Few things in the culinary world are more wonderful than a beautifully constructed sandwich that hits the right balance of contrasting flavours and textures. The döner kebab I had in Avignon in 2003 (the tender lamb sharing the pita bread with a cool salad, hot crispy pommes frites, and spicy tzatziki) remains one of the best sandwiches I’ve tasted.
The New York Times reports on seven contenders to overthrow “the mighty meatball parm and the elegant B.L.T.”
Read and salivate and hail the mighty merguez.
The soundtrack to the late 20th century might have sounded very different if not for Albert Hoffman, the man who first synthesised Lysergic acid diethylamide, more commonly known as LSD.
Boing Boing is reporting that Hoffman has died at age 102.
Update:
Boing Boing is now reporting that Hoffman may still be alive. Is this the case of a bad flashback?
Update:
Boing Boing is now reporting that the Stranger is reporting that the Multidisciplinary Association for Psychedelic Studies has confirmed Hoffman’s death.
Update:
The Telegraph’s obituary and then to close with one of my favourite lines in rock ’n’ roll:
“I know to trip is just to fall.”
I’ve certainly had my fair share of stumbles.
Three days of scorching Santa Ana winds have been replaced by a wondrous fog rolling in off the Pacific and blanketing Laguna Beach. I feel rejuvenated.
Has anyone written more eloquently about the Santa Anas than Raymond Chandler?
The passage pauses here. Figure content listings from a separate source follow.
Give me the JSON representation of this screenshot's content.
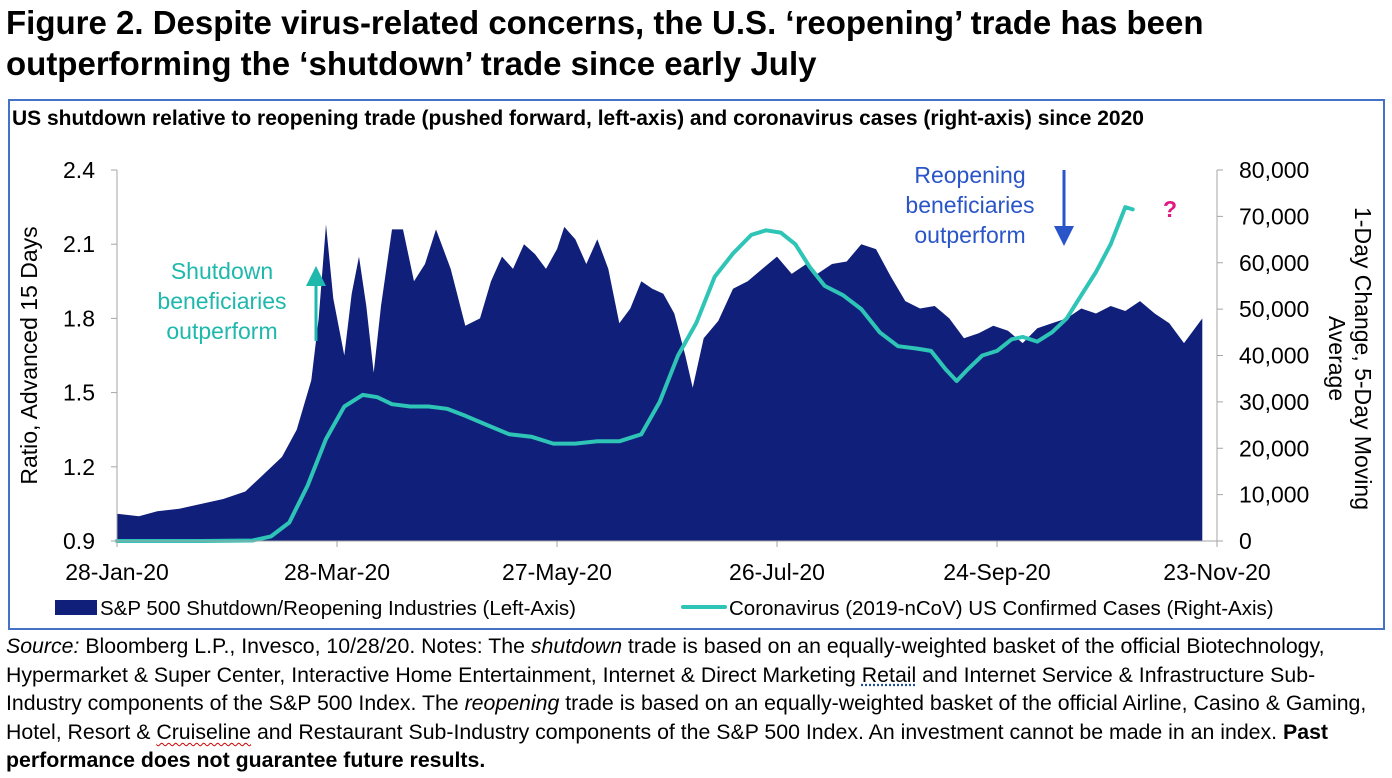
{
  "figure": {
    "title": "Figure 2. Despite virus-related concerns, the U.S. ‘reopening’ trade has been outperforming the ‘shutdown’ trade since early July"
  },
  "source_note": {
    "source_label": "Source:",
    "seg1": " Bloomberg L.P., Invesco, 10/28/20. Notes: The ",
    "shutdown_word": "shutdown",
    "seg2": " trade is based on an equally-weighted basket of the official Biotechnology, Hypermarket & Super Center, Interactive Home Entertainment, Internet & Direct Marketing ",
    "retail_word": "Retail",
    "seg3": " and Internet Service & Infrastructure Sub-Industry components of the S&P 500 Index. The ",
    "reopening_word": "reopening",
    "seg4": " trade is based on an equally-weighted basket of the official Airline, Casino & Gaming, Hotel, Resort & ",
    "cruiseline_word": "Cruiseline",
    "seg5": " and Restaurant Sub-Industry components of the S&P 500 Index. An investment cannot be made in an index. ",
    "disclaimer": "Past performance does not guarantee future results."
  },
  "colors": {
    "area": "#0f1f7a",
    "line": "#2ec4b6",
    "frame": "#4472c4",
    "reopen_text": "#2a55c8",
    "reopen_arrow": "#2a55c8",
    "shutdown_text": "#1fb8ad",
    "question": "#e0187f",
    "axis": "#a6a6a6"
  },
  "chart_data": {
    "type": "area",
    "title": "US shutdown relative to reopening trade (pushed forward, left-axis) and coronavirus cases (right-axis) since 2020",
    "ylabel_left": "Ratio, Advanced 15 Days",
    "ylabel_right": "1-Day Change, 5-Day Moving Average",
    "x_range": [
      "2020-01-28",
      "2020-11-23"
    ],
    "x_ticks": [
      "28-Jan-20",
      "28-Mar-20",
      "27-May-20",
      "26-Jul-20",
      "24-Sep-20",
      "23-Nov-20"
    ],
    "y_left": {
      "range": [
        0.9,
        2.4
      ],
      "ticks": [
        "0.9",
        "1.2",
        "1.5",
        "1.8",
        "2.1",
        "2.4"
      ]
    },
    "y_right": {
      "range": [
        0,
        80000
      ],
      "ticks": [
        "0",
        "10,000",
        "20,000",
        "30,000",
        "40,000",
        "50,000",
        "60,000",
        "70,000",
        "80,000"
      ]
    },
    "legend": {
      "placement": "bottom"
    },
    "grid": false,
    "series": [
      {
        "name": "S&P 500 Shutdown/Reopening Industries (Left-Axis)",
        "type": "area",
        "axis": "left",
        "points": [
          [
            "2020-01-28",
            1.01
          ],
          [
            "2020-02-03",
            1.0
          ],
          [
            "2020-02-08",
            1.02
          ],
          [
            "2020-02-14",
            1.03
          ],
          [
            "2020-02-20",
            1.05
          ],
          [
            "2020-02-26",
            1.07
          ],
          [
            "2020-03-03",
            1.1
          ],
          [
            "2020-03-08",
            1.17
          ],
          [
            "2020-03-13",
            1.24
          ],
          [
            "2020-03-17",
            1.35
          ],
          [
            "2020-03-21",
            1.55
          ],
          [
            "2020-03-23",
            1.8
          ],
          [
            "2020-03-25",
            2.18
          ],
          [
            "2020-03-27",
            1.88
          ],
          [
            "2020-03-30",
            1.65
          ],
          [
            "2020-04-01",
            1.9
          ],
          [
            "2020-04-03",
            2.05
          ],
          [
            "2020-04-05",
            1.85
          ],
          [
            "2020-04-07",
            1.58
          ],
          [
            "2020-04-09",
            1.85
          ],
          [
            "2020-04-12",
            2.16
          ],
          [
            "2020-04-15",
            2.16
          ],
          [
            "2020-04-18",
            1.95
          ],
          [
            "2020-04-21",
            2.02
          ],
          [
            "2020-04-24",
            2.16
          ],
          [
            "2020-04-28",
            2.0
          ],
          [
            "2020-05-02",
            1.77
          ],
          [
            "2020-05-06",
            1.8
          ],
          [
            "2020-05-09",
            1.95
          ],
          [
            "2020-05-12",
            2.05
          ],
          [
            "2020-05-15",
            2.0
          ],
          [
            "2020-05-18",
            2.1
          ],
          [
            "2020-05-21",
            2.06
          ],
          [
            "2020-05-24",
            2.0
          ],
          [
            "2020-05-27",
            2.08
          ],
          [
            "2020-05-29",
            2.17
          ],
          [
            "2020-06-01",
            2.12
          ],
          [
            "2020-06-04",
            2.02
          ],
          [
            "2020-06-07",
            2.12
          ],
          [
            "2020-06-10",
            2.0
          ],
          [
            "2020-06-13",
            1.78
          ],
          [
            "2020-06-16",
            1.84
          ],
          [
            "2020-06-19",
            1.95
          ],
          [
            "2020-06-22",
            1.92
          ],
          [
            "2020-06-25",
            1.9
          ],
          [
            "2020-06-28",
            1.82
          ],
          [
            "2020-07-01",
            1.65
          ],
          [
            "2020-07-03",
            1.52
          ],
          [
            "2020-07-06",
            1.72
          ],
          [
            "2020-07-10",
            1.79
          ],
          [
            "2020-07-14",
            1.92
          ],
          [
            "2020-07-18",
            1.95
          ],
          [
            "2020-07-22",
            2.0
          ],
          [
            "2020-07-26",
            2.05
          ],
          [
            "2020-07-30",
            1.98
          ],
          [
            "2020-08-03",
            2.02
          ],
          [
            "2020-08-06",
            1.98
          ],
          [
            "2020-08-10",
            2.02
          ],
          [
            "2020-08-14",
            2.03
          ],
          [
            "2020-08-18",
            2.1
          ],
          [
            "2020-08-22",
            2.08
          ],
          [
            "2020-08-26",
            1.97
          ],
          [
            "2020-08-30",
            1.87
          ],
          [
            "2020-09-03",
            1.84
          ],
          [
            "2020-09-07",
            1.85
          ],
          [
            "2020-09-11",
            1.8
          ],
          [
            "2020-09-15",
            1.72
          ],
          [
            "2020-09-19",
            1.74
          ],
          [
            "2020-09-23",
            1.77
          ],
          [
            "2020-09-27",
            1.75
          ],
          [
            "2020-10-01",
            1.7
          ],
          [
            "2020-10-05",
            1.76
          ],
          [
            "2020-10-09",
            1.78
          ],
          [
            "2020-10-13",
            1.8
          ],
          [
            "2020-10-17",
            1.84
          ],
          [
            "2020-10-21",
            1.82
          ],
          [
            "2020-10-25",
            1.85
          ],
          [
            "2020-10-29",
            1.83
          ],
          [
            "2020-11-02",
            1.87
          ],
          [
            "2020-11-06",
            1.82
          ],
          [
            "2020-11-10",
            1.78
          ],
          [
            "2020-11-14",
            1.7
          ],
          [
            "2020-11-19",
            1.8
          ]
        ]
      },
      {
        "name": "Coronavirus (2019-nCoV) US Confirmed Cases (Right-Axis)",
        "type": "line",
        "axis": "right",
        "points": [
          [
            "2020-01-28",
            0
          ],
          [
            "2020-02-20",
            0
          ],
          [
            "2020-03-05",
            100
          ],
          [
            "2020-03-10",
            1000
          ],
          [
            "2020-03-15",
            4000
          ],
          [
            "2020-03-20",
            12000
          ],
          [
            "2020-03-25",
            22000
          ],
          [
            "2020-03-30",
            29000
          ],
          [
            "2020-04-04",
            31500
          ],
          [
            "2020-04-08",
            31000
          ],
          [
            "2020-04-12",
            29500
          ],
          [
            "2020-04-17",
            29000
          ],
          [
            "2020-04-22",
            29000
          ],
          [
            "2020-04-27",
            28500
          ],
          [
            "2020-05-02",
            27000
          ],
          [
            "2020-05-08",
            25000
          ],
          [
            "2020-05-14",
            23000
          ],
          [
            "2020-05-20",
            22500
          ],
          [
            "2020-05-26",
            21000
          ],
          [
            "2020-06-01",
            21000
          ],
          [
            "2020-06-07",
            21500
          ],
          [
            "2020-06-13",
            21500
          ],
          [
            "2020-06-19",
            23000
          ],
          [
            "2020-06-24",
            30000
          ],
          [
            "2020-06-29",
            40000
          ],
          [
            "2020-07-04",
            47000
          ],
          [
            "2020-07-09",
            57000
          ],
          [
            "2020-07-14",
            62000
          ],
          [
            "2020-07-19",
            66000
          ],
          [
            "2020-07-23",
            67000
          ],
          [
            "2020-07-27",
            66500
          ],
          [
            "2020-07-31",
            64000
          ],
          [
            "2020-08-04",
            59000
          ],
          [
            "2020-08-08",
            55000
          ],
          [
            "2020-08-13",
            53000
          ],
          [
            "2020-08-18",
            50000
          ],
          [
            "2020-08-23",
            45000
          ],
          [
            "2020-08-28",
            42000
          ],
          [
            "2020-09-02",
            41500
          ],
          [
            "2020-09-06",
            41000
          ],
          [
            "2020-09-10",
            37000
          ],
          [
            "2020-09-13",
            34500
          ],
          [
            "2020-09-16",
            37000
          ],
          [
            "2020-09-20",
            40000
          ],
          [
            "2020-09-24",
            41000
          ],
          [
            "2020-09-28",
            43500
          ],
          [
            "2020-10-01",
            44000
          ],
          [
            "2020-10-05",
            43000
          ],
          [
            "2020-10-09",
            45000
          ],
          [
            "2020-10-13",
            48000
          ],
          [
            "2020-10-17",
            53000
          ],
          [
            "2020-10-21",
            58000
          ],
          [
            "2020-10-25",
            64000
          ],
          [
            "2020-10-29",
            72000
          ],
          [
            "2020-10-31",
            71500
          ]
        ]
      }
    ],
    "annotations": [
      {
        "id": "shutdown",
        "lines": [
          "Shutdown",
          "beneficiaries",
          "outperform"
        ],
        "arrow": "up"
      },
      {
        "id": "reopening",
        "lines": [
          "Reopening",
          "beneficiaries",
          "outperform"
        ],
        "arrow": "down"
      },
      {
        "id": "question",
        "text": "?"
      }
    ]
  }
}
There was a desert wind blowing that night. It was one of those hot dry Santa Anas that come down through the mountain passes and curl your hair and make your nerves jump and your skin itch. On nights like that every booze party ends in a fight. Meek little wives feel the edge of the carving knife and study their husbands’ necks. Anything can happen. You can even get a full glass of beer at a cocktail lounge.
The Telegraph’s critics have compiled a dubious list of the “50 best cult books.”
What is a cult book? We tried and failed to arrive at a definition: books often found in the pockets of murderers; books that you take very seriously when you are 17; books whose readers can be identified to all with the formula “<Author Name> whacko”; books our children just won’t get . . .
I’m not sure what it says about The Wife and I, but we own 17 of the 50. Still, though, should Catch-22 or Gravity’s Rainbow ever be on the same list as The Celestine Prophecy?
Bashing your brother over the head with a shovel’s going a little too far, but I must agree with Michael Garvin . . . shepherd’s pie should never come with tomatoes on top. (And for my US-ian readers, shepherd’s pie is made with lamb, not beef, and never contains corn. Blech.)
My search for a literary agent means more than merely finding someone who will represent me and my novel; at age 42, the search means that I’m finally ready to have a career.
As Mary Shelley wrote in Frankenstein:
. . . [N]othing contributes so much to tranquillize the mind as a steady purpose—a point on which the soul may fix its intellectual eye.
The Los Angeles Times reports on Laguna Beach’s effort to move the town’s homeless off the streets:
“You can’t force them into getting off the street,” [Laguna Beach’s newly minted community outreach officer] said. “It’s not a crime for them to be homeless.” He aims to build trust with the city’s down and out, coaxing them to seek help.
This brought to mind the delightful way my previous hometown, Dallas, dealt with the homeless before the 1994 World Cup. They were simply removed from the central business district and any other high-profile areas lest the world believe Dallas was something other than a city of shiny happy people.